Conventional wisdom holds that if people will just spend more money, the economy will grow. In pursuit of this nirvana, central banks have held interest rates low for years, and engaged in other monetary policies meant to stimulate consumption. Governments have also gotten in on the act, pushing for “stimulus spending” to boost the economy. As Kaplan pointed out, the central planners have to be very careful not to upset the applecart with policies that discourage spending.

But ballooning debt levels indicate Americans have relied on credit to fund their post-recession shopping spree, which means at some point, they have to pay it back.

Tick … tick … tick …

And it yet again reveals the Federal Reserve has put itself into a damned if it does, damned if it doesn’t situation. It wants to raise interest rates to avoid inflation. But it also needs to keep rates low so consumers will keep spending, and to keep the burden of debt repayment manageable.

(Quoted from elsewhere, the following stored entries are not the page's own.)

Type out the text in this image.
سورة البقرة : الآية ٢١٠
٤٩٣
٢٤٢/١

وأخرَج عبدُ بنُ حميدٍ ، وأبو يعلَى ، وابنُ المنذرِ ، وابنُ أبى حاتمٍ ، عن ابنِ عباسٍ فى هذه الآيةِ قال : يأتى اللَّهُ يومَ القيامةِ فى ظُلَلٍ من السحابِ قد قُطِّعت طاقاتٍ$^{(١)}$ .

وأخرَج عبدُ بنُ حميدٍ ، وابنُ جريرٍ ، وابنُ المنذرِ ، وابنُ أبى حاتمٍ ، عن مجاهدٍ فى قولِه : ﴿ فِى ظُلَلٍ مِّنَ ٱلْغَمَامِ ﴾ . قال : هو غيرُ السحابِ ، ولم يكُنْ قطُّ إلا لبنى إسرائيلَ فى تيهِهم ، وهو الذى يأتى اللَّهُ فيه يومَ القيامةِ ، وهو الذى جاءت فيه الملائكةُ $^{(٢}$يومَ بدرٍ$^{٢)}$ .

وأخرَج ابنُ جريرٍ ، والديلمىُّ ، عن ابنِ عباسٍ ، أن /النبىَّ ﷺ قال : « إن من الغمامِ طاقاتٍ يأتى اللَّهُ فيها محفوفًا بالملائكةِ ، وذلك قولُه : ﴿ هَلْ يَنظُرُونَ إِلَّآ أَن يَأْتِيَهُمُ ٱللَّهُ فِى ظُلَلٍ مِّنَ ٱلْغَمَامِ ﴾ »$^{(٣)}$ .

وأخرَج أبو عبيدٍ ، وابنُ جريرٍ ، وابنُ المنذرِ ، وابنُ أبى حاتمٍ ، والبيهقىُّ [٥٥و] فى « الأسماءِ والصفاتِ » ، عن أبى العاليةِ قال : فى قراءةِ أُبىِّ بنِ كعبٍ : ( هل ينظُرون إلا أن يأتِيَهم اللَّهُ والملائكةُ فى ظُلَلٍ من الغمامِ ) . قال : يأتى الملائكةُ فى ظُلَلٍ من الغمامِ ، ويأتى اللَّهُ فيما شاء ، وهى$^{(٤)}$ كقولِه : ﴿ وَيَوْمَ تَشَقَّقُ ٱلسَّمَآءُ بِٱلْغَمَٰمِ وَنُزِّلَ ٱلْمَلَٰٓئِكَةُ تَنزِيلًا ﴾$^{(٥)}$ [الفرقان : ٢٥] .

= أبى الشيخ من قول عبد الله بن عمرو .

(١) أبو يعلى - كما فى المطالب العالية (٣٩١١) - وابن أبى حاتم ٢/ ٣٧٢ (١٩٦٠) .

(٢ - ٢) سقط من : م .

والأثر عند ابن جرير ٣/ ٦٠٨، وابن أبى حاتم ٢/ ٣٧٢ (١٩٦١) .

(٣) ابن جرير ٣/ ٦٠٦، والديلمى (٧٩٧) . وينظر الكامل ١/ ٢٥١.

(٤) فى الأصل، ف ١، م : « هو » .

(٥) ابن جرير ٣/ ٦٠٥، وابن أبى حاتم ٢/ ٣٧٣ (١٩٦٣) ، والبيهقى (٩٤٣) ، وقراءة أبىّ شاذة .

As C. Jay Engel recently pointed out on the Mises FedWatch, this is the epitome of mixed signals.

“It’s the old fallacy of spending — rather than saving — our way into growth. It’s remarkable that no one talks about the fact that the economy since 2008 was built on little but cheap debt, and therefore depends on the continued flow of such debt. To raise interest rates in that environment, will lead to the very conditions that the Fed fears the most.”

It’s also important to remember that debt lays claim to future productivity. Buying on credit merely pushes future consumption into the present. It does not create additional wealth. Higher consumption today necessarily means less in the future when it comes time to pay the proverbial piper.

Despite what the mainstream keeps telling you, all of this debt is not a good thing. Policymakers may be able to reset the timer, but they can’t disarm the bomb. When it explodes, it will almost certainly lead to major economic disruptions.